Edoardo  non era così certo della semplicità del caso. Non trovava logico che il ladro avesse ucciso per degli oggetti dal valore relativo. Neanche per spavento di fronte ad reazione non prevista e scomposta di Saturnino.

Il frère era un uomo gracile, debole; cosa avrebbe mai potuto fare per suscitare una risposta tanto violenta?

La figura con cui Edoardo si era scontrato era preparata e sapeva come muoversi. Il suo profilo non corrispondeva con quello di un ladro dilettante o comunque non era compatibile con quello di un malvivente occasionale. Si era organizzato prima o eseguiva le direttive di qualcuno più scaltro e preparato di lui.

C’erano troppi elementi che non coincidevano totalmente con l’ipotesi di Abrami.

Abrami aveva sguinzagliato i suoi uomini a cercare argomentazioni mirate a confermare la sua teoria in tutti i negozi di antiquariato di storica fama, dai rigattieri, dai restauratori e presso chiunque avesse a che fare con antichità varie nella zona.

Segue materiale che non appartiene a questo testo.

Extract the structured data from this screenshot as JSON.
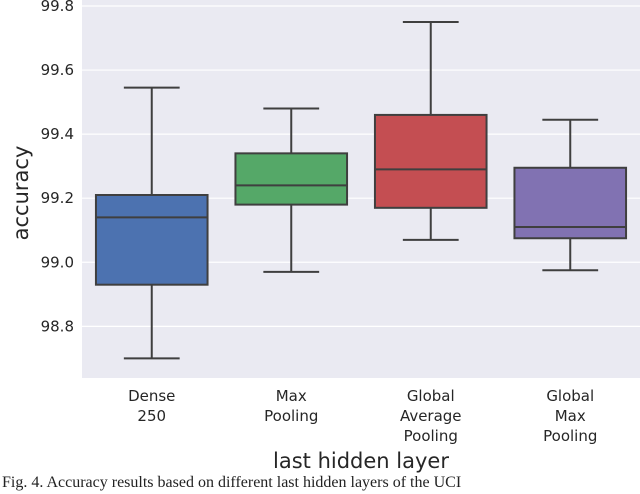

L’ispettore stesso si era recato in  un paio di eleganti atelier di vecchiariato le cui vetrine affacciavano sulle strade del centro storico.

Era entrato anche in una splendida casa d’aste di rinomata notorietà che accoglieva la sua clientela in un salone arredato con mobili di rara bellezza, arazzi preziosi alle pareti, soprammobili pregiatissimi provenienti da tutta Europa. Ad accoglierlo fu il Sig. Owen Thorpe, un aristocratico ed elegantissimo gentiluomo di origini britanniche che viveva nel nostro paese da decenni e che si era perfettamente adattato al nostro stile di vita. Il sig. Thorpe era stato affabile, si era mostrato estremamente interessato alla storia e si era reso disponibile a collaborare con Abrami interessandosi lui stesso di cercare notizie al riguardo nell’ambiente delle aste private.

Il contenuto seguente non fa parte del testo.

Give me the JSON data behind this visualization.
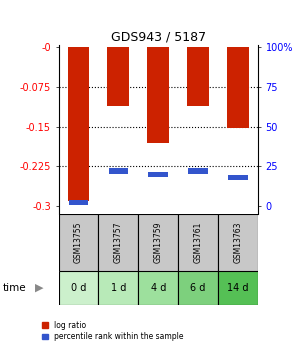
{
  "title": "GDS943 / 5187",
  "samples": [
    "GSM13755",
    "GSM13757",
    "GSM13759",
    "GSM13761",
    "GSM13763"
  ],
  "time_labels": [
    "0 d",
    "1 d",
    "4 d",
    "6 d",
    "14 d"
  ],
  "log_ratio": [
    -0.29,
    -0.11,
    -0.18,
    -0.11,
    -0.152
  ],
  "percentile": [
    2.0,
    22.0,
    20.0,
    22.0,
    18.0
  ],
  "left_yticks": [
    0,
    -0.075,
    -0.15,
    -0.225,
    -0.3
  ],
  "left_yticklabels": [
    "-0",
    "-0.075",
    "-0.15",
    "-0.225",
    "-0.3"
  ],
  "right_yticks": [
    100,
    75,
    50,
    25,
    0
  ],
  "right_yticklabels": [
    "100%",
    "75",
    "50",
    "25",
    "0"
  ],
  "ylim_left": [
    -0.315,
    0.005
  ],
  "bar_color_red": "#cc2200",
  "bar_color_blue": "#3355cc",
  "sample_bg_color": "#c8c8c8",
  "time_bg_colors": [
    "#ccf0cc",
    "#b8eab8",
    "#9de09d",
    "#7dd07d",
    "#55c055"
  ],
  "legend_red": "log ratio",
  "legend_blue": "percentile rank within the sample",
  "bar_width": 0.55,
  "blue_bar_height": 0.01
}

Nel frattempo Edoardo si muoveva in maniera autonoma conducendo un’indagine parallela partendo dal presupposto che devono essere gli elementi a offrirti delle basi su cui fondare un’ipotesi, contrariamente a come stava facendo Abrami il quale, avendo stabilito quale fosse la più probabile dinamica degli avvenimenti, stava invece cercando forsennatamente di incastrare i tasselli a tutti i costi per confermare la sua teoria.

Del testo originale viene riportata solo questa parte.